Screen Shot 2013-09-06 at 1.09.23 PMFrom some small market TV station:

CBS 58 has confirmed suspended Milwaukee Brewers Outfielder Ryan Braun is calling Brewers season ticket holders to apologize.

“Hey there’s a guy on the phone claiming to be Ryan Braun, it’s probably one of your buddies messing with you.”

That’s exactly what Kelly’s Bleachers owner Pat Guenther thought Thursday afternoon.

He picked up the phone thinking it’d be a joke.

“Hey Pat this is Ryan Braun,” Guenther recalls.  “Right then and there I knew it was his voice based on interviews I’ve seen on TV. I knew damn well it was his voice.”

So he did what anyone in the service industry would do.
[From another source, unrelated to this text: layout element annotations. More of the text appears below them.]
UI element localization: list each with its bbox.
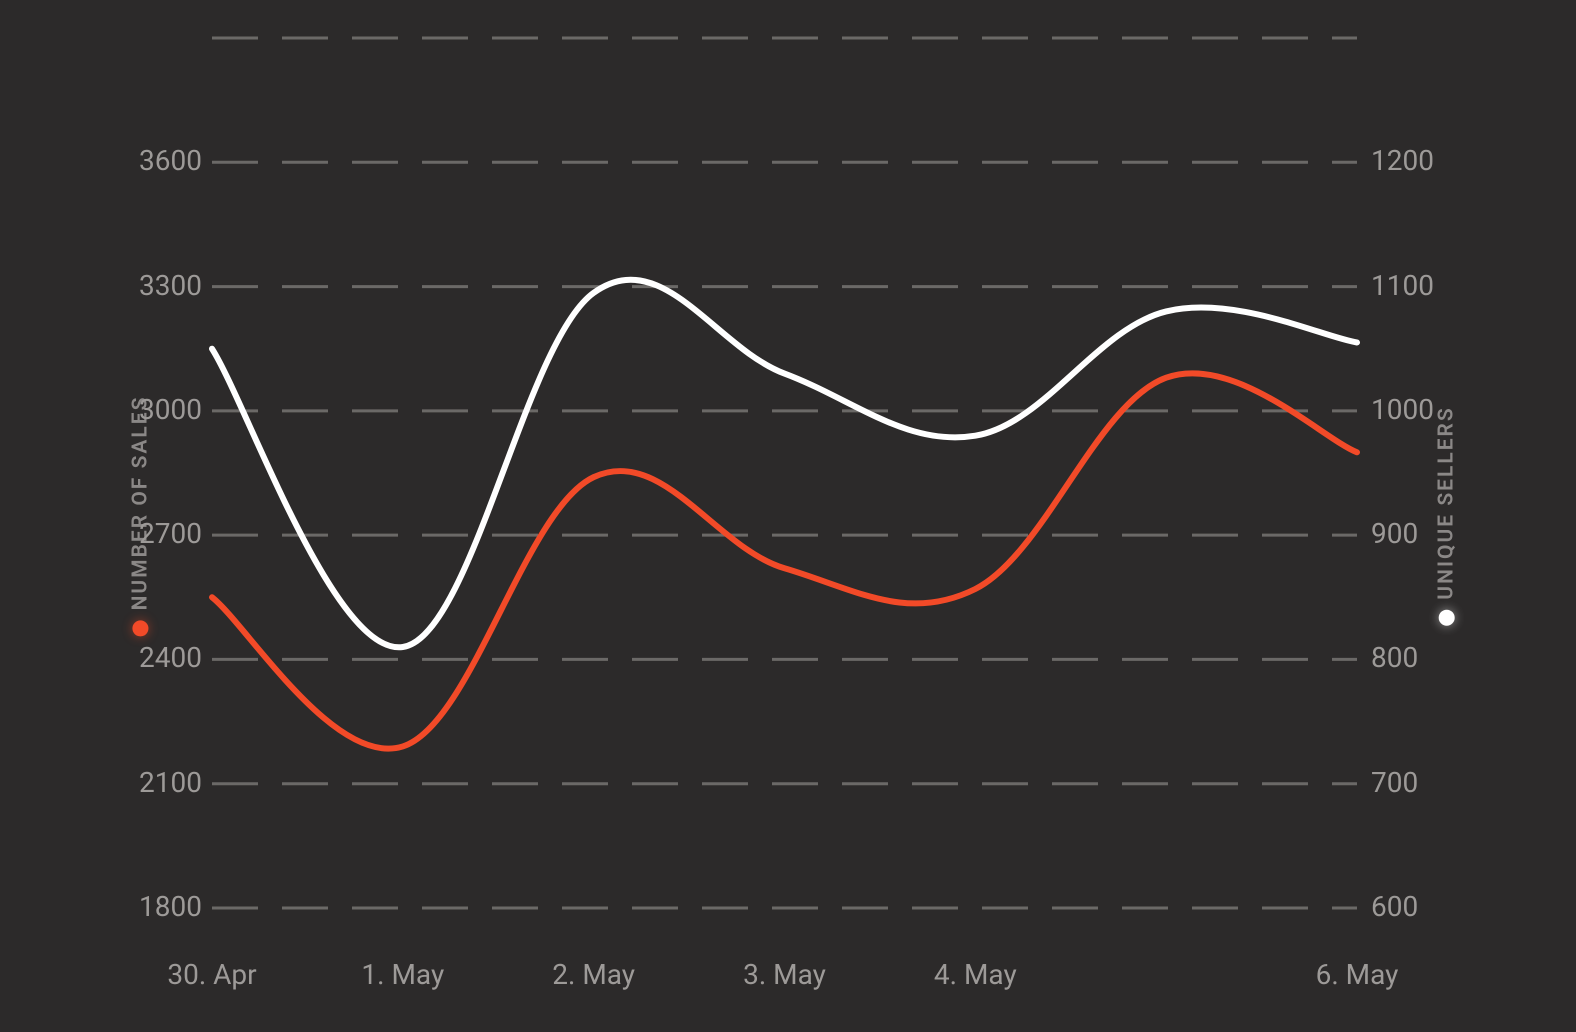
series-line	[212, 280, 1357, 648]
x-tick-label: 4. May	[895, 958, 1055, 991]
series-line	[212, 373, 1357, 748]
y-left-tick-label: 3300	[102, 269, 202, 302]
sales-sellers-chart: NUMBER OF SALES UNIQUE SELLERS 180021002…	[0, 0, 1576, 1032]
x-tick-label: 2. May	[514, 958, 674, 991]
x-tick-label: 1. May	[323, 958, 483, 991]
chart-plot-area	[0, 0, 1576, 1032]
y-right-tick-label: 600	[1371, 890, 1471, 923]
y-left-tick-label: 3000	[102, 393, 202, 426]
y-right-tick-label: 1000	[1371, 393, 1471, 426]
y-left-tick-label: 2400	[102, 641, 202, 674]
y-right-tick-label: 1200	[1371, 144, 1471, 177]
y-left-tick-label: 2100	[102, 766, 202, 799]
y-right-tick-label: 900	[1371, 517, 1471, 550]
y-left-tick-label: 3600	[102, 144, 202, 177]
x-tick-label: 3. May	[705, 958, 865, 991]
y-left-tick-label: 1800	[102, 890, 202, 923]
y-right-tick-label: 1100	[1371, 269, 1471, 302]
y-right-tick-label: 700	[1371, 766, 1471, 799]
y-right-tick-label: 800	[1371, 641, 1471, 674]
y-left-tick-label: 2700	[102, 517, 202, 550]
x-tick-label: 30. Apr	[132, 958, 292, 991]
x-tick-label: 6. May	[1277, 958, 1437, 991]
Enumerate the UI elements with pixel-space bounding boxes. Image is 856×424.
“I said what can I do for you? He said, I messed up, in a nutshell, I messed up. I just want to reach out and say I’m sorry. I cut him off right there. I said you know Ryan, I think you’re an amazing athlete and this speaks volumes to your character to reach out to a small business owner like myself and let us know that you are going to do better.”

“Who hasn’t made a mistake? People move forward. I think that’s what Ryan is trying to do. He’s moving forward. He has no other option. Be better, help his ballclub win games and win the hearts of Brewers fans like he has for many, many years.”

The Brewers confirmed the team provided Braun with contact information for some season ticket holders at his request.

“He was very humble on the phone. He wanted to reach out and for him to do this is an act of kindness.  He wants the people of Wisconsin to support the Brewers and him.”

Guenther said he wants to meet Braun now that they’ve spoke on the phone.

FUCK this guy. Oh, you got a PR consultant to tell you that you should apologize to fans directly? Congratulations, dickmeat. Did your crisis manager have any advice on how to un-ruin a guy’s life? How about on how to take back a press conference on a pitcher’s mound in which you ruined said life? But no, everything will be forgiven now that you called a few blue collar Milwaukeans (word?) who were so caught off-guard by speaking to a real life celebrity shuttlecock that they sheepishly crumbled, not because you’re a good guy, but because you have a soft voice and big, blue eyes. And because their team needs back its juiced up meathead masher.

No joke, I’m legitimately contemplating getting Brewers season tickets just to hear from Braun myself. They can’t be more than, what, $400? That’s well worth it to tape the phone call, tell the guy to go fuck himself, and then post it on this website and take a warm swim in all that ad revenue. Really, if I get confirmation that he calls every season ticker holder, I’ll do it. That’s a business expense, and that makes our country g-g-g-g-g-great! Fuck you, Ryan Braun.